Small and medium-sized businesses often struggle to secure bank loans. It primarily happens because banks need to see consistent cash flow, a robust debt-to-income ratio, and sizable collateral.
Any and every loan obtained outside a banking institution is a source of alternative lending. These sources are far more accessible and offer greater flexibility.
While they do charge higher interest rates, they are also more accommodating when modifying schedules.
Read on to explore the world of alternative lending.
Alternative lending boasts a broad scope. You can pick whichever type of alternative lending is best suited to your business and industry.
As a small or mid-sized business owner, you might have to encounter a lack of cash flow at times. Unfortunately, it mostly happens since customers take way too long to pay their dues.
In such a situation, alternative lenders provide advance funds secured by unpaid invoices. They typically offer about 85% of the value of these invoices upfront and the remaining after the customers pay up.
If you’re looking to secure money with this method, ensure that you clear the terms beforehand. Quite often, people use the terms invoice financing and invoice factoring interchangeably.

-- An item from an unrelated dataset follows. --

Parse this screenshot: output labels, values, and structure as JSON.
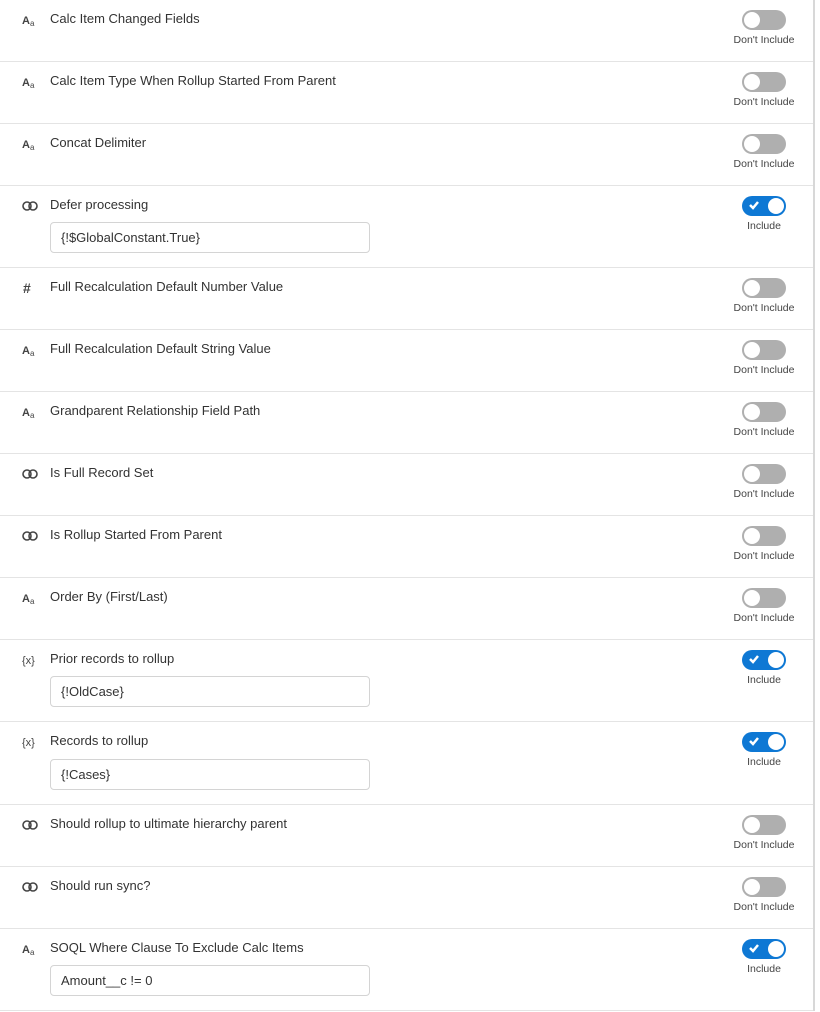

Equipment financing, also referred to as equipment loans, are loans granted for the sole purpose of investing in better equipment.
In these situations, lenders usually provide 100% of the value upfront. The equipment that you purchase with these funds then serves as collateral.
You must be careful with paying back such loans since a default could mean losing your equipment.
Peer-to-peer (P2P) loans are secured via P2P lending platforms, also known as funding circles. These circles are essentially a network of institutional and individual investors.
Think of these platforms as marketplaces for loans. Lenders can choose where they want to invest in diversifying their portfolios.
P2P loans are excellent for entrepreneurs and businesses as they get access to various investors and can secure loans without much fuss.
R&D Advance Funding
R&D advance funding is a unique and relatively new kind of alternative lending. In these cases, the lenders your business’s future tax credit payments as security for the funds provided.
Many Australian companies can access their R&D tax incentives, but the process is very slow, and you need to wait for months before you receive the money in your bank.
If your business invests a lot in research and development, you must check out these loans. An R&D tax incentive loan allows businesses to access their funds within a year.
If you’re having trouble obtaining a traditional bank loan, alternative lending solutions are just the thing for you.
No strict requirements or long-drawn processes are standing between you and your loan. On the contrary, accessibility, flexibility, and speed are the highlights of alternative financing.
The only significant drawback to such pans is that they come with higher interest rates and shorter terms. In addition, the lenders may push your business under pressure to pay back the amount on a monthly, weekly, or even daily basis.